Sunday, September 6, 2015

Reading Through History: Lyddie by Katherine Paterson (1991)

Lydia "Lyddie" Worthen, the oldest of the four Worthen siblings, has had to take on the roles of both father and mother after her father's abandonment of the family and her mother's descent into mental illness. When her mother sends her to work as a maid in a tavern, Lyddie discovers that she could make much more money each week working in a factory. She spends the last of her meager savings to travel from Vermont to Lowell, Massachusetts, where she is hired to work the looms in a textile mill. Though Lyddie's primary motivation is to make enough money to be able to return home to her family's cabin, others she meets have different priorities, including going to college, helping ailing parents, and making changes to unsafe working conditions.

This book provides wonderful insight into the dangers and difficulties of life as a factory girl, delivered through one of the most compelling female characters in children's literature. Lyddie's family history, and her experiences at the mill are not happy, for the most part, but her grit and determination in the face of hardship after hardship and sadness after sadness gives the story a subtle sense of hope that keeps the reader invested even when Lyddie's future looks bleakest. Lyddie, in her quiet, inconspicuous way, models for the reader how to continually regroup and persevere in the face of tragedies and setbacks. By telling Lyddie's story, Katherine Paterson personalizes the horrible conditions under which factory workers were forced to do their jobs, thereby helping readers to grasp their reality, and the motivation behind the labor policies that came later.

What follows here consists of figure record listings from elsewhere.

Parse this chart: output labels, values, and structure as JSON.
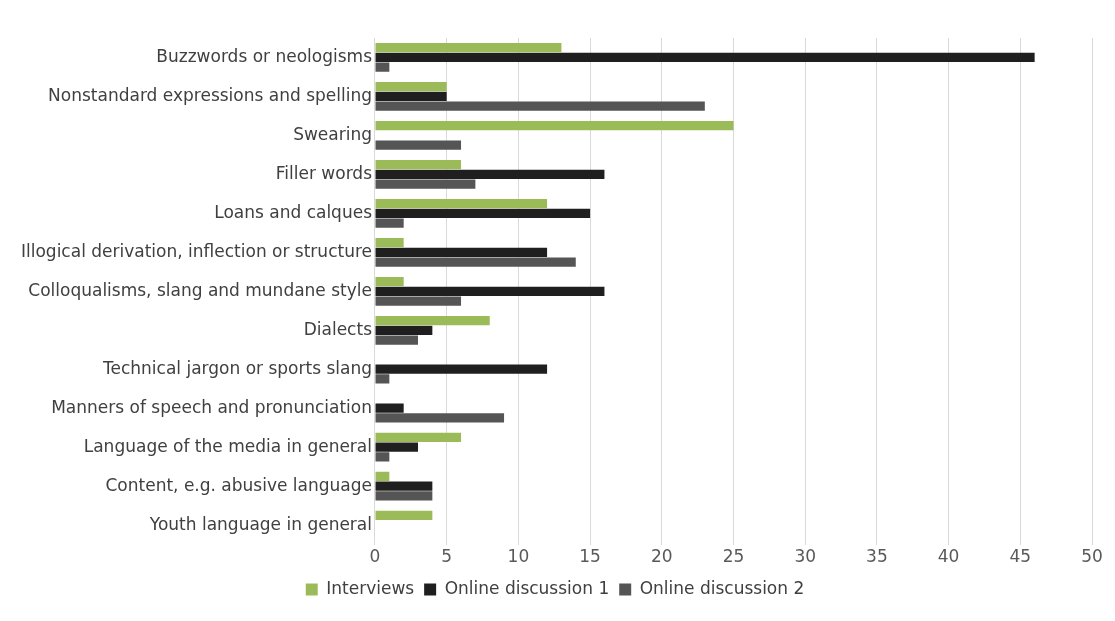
{
  "chart_data": {
    "type": "bar",
    "orientation": "horizontal",
    "categories": [
      "Buzzwords or neologisms",
      "Nonstandard expressions and spelling",
      "Swearing",
      "Filler words",
      "Loans and calques",
      "Illogical derivation, inflection or structure",
      "Colloqualisms, slang and mundane style",
      "Dialects",
      "Technical jargon or sports slang",
      "Manners of speech and pronunciation",
      "Language of the media in general",
      "Content, e.g. abusive language",
      "Youth language in general"
    ],
    "series": [
      {
        "name": "Interviews",
        "color": "#9bbb59",
        "values": [
          13,
          5,
          25,
          6,
          12,
          2,
          2,
          8,
          0,
          0,
          6,
          1,
          4
        ]
      },
      {
        "name": "Online discussion 1",
        "color": "#1f1f1f",
        "values": [
          46,
          5,
          0,
          16,
          15,
          12,
          16,
          4,
          12,
          2,
          3,
          4,
          0
        ]
      },
      {
        "name": "Online discussion 2",
        "color": "#555555",
        "values": [
          1,
          23,
          6,
          7,
          2,
          14,
          6,
          3,
          1,
          9,
          1,
          4,
          0
        ]
      }
    ],
    "xlim": [
      0,
      50
    ],
    "xticks": [
      0,
      5,
      10,
      15,
      20,
      25,
      30,
      35,
      40,
      45,
      50
    ],
    "grid": "x",
    "legend": "bottom"
  }
}
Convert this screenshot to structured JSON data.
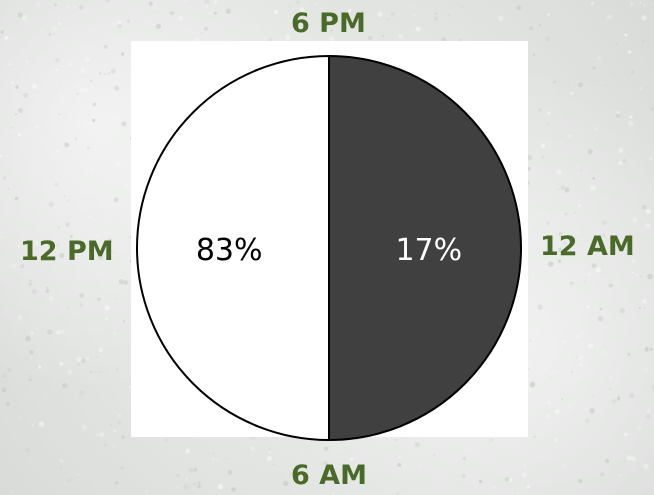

While I generally dislike books where the main character falls in love with the work of a famous author, Lyddie is an exception. Lyddie's excitement upon first hearing Oliver Twist, and her enthusiasm for reading the book again and again until she nearly has it memorized, humanizes her a little bit, and allows the reader to see a more vulnerable and emotional side to her otherwise tough-as-nails personality. Because Dickens wrote about factories and child laborers- and specifically about the textile mills in Lowell - it also makes sense for Lyddie to be aware of him, and to react strongly to his work. While some authors use story threads like this to wax poetic about their own love for a specific writer or work, Paterson's use of Dickens is logical and suitable to the story, which is truly refreshing. This also provides an opportunity for kids to read both Lyddie and Oliver Twist and to discuss their connections.

The other aspect of this book that brings in some softer emotions is Lyddie's relationship with her brother, Charlie, from whom she drifts further and further away throughout the story. Whereas Lyddie and Charlie are essentially the parents of their broken little family at home in Vermont, they are forced to separate in order to make their own ways in the world, and Lyddie's affection for Charlie, and the uncertainty of when the two siblings will be together again is a driving force beneath her persistence and seemingly limitless strength. Seeing how their relationship changes is one of the most poignant storylines of the entire plot, and it drives home the sadness and difficulty of Lyddie's circumstances in a very powerful way.

This is a book I will absolutely want to share with my own children as they study 19th century America. It's educational but never dry, and utterly engrossing, to the point that I read the entire thing in one day because I couldn't stop. Lyddie is a character I won't soon forget, a fact I think will be true of every reader who takes the time to enjoy this novel.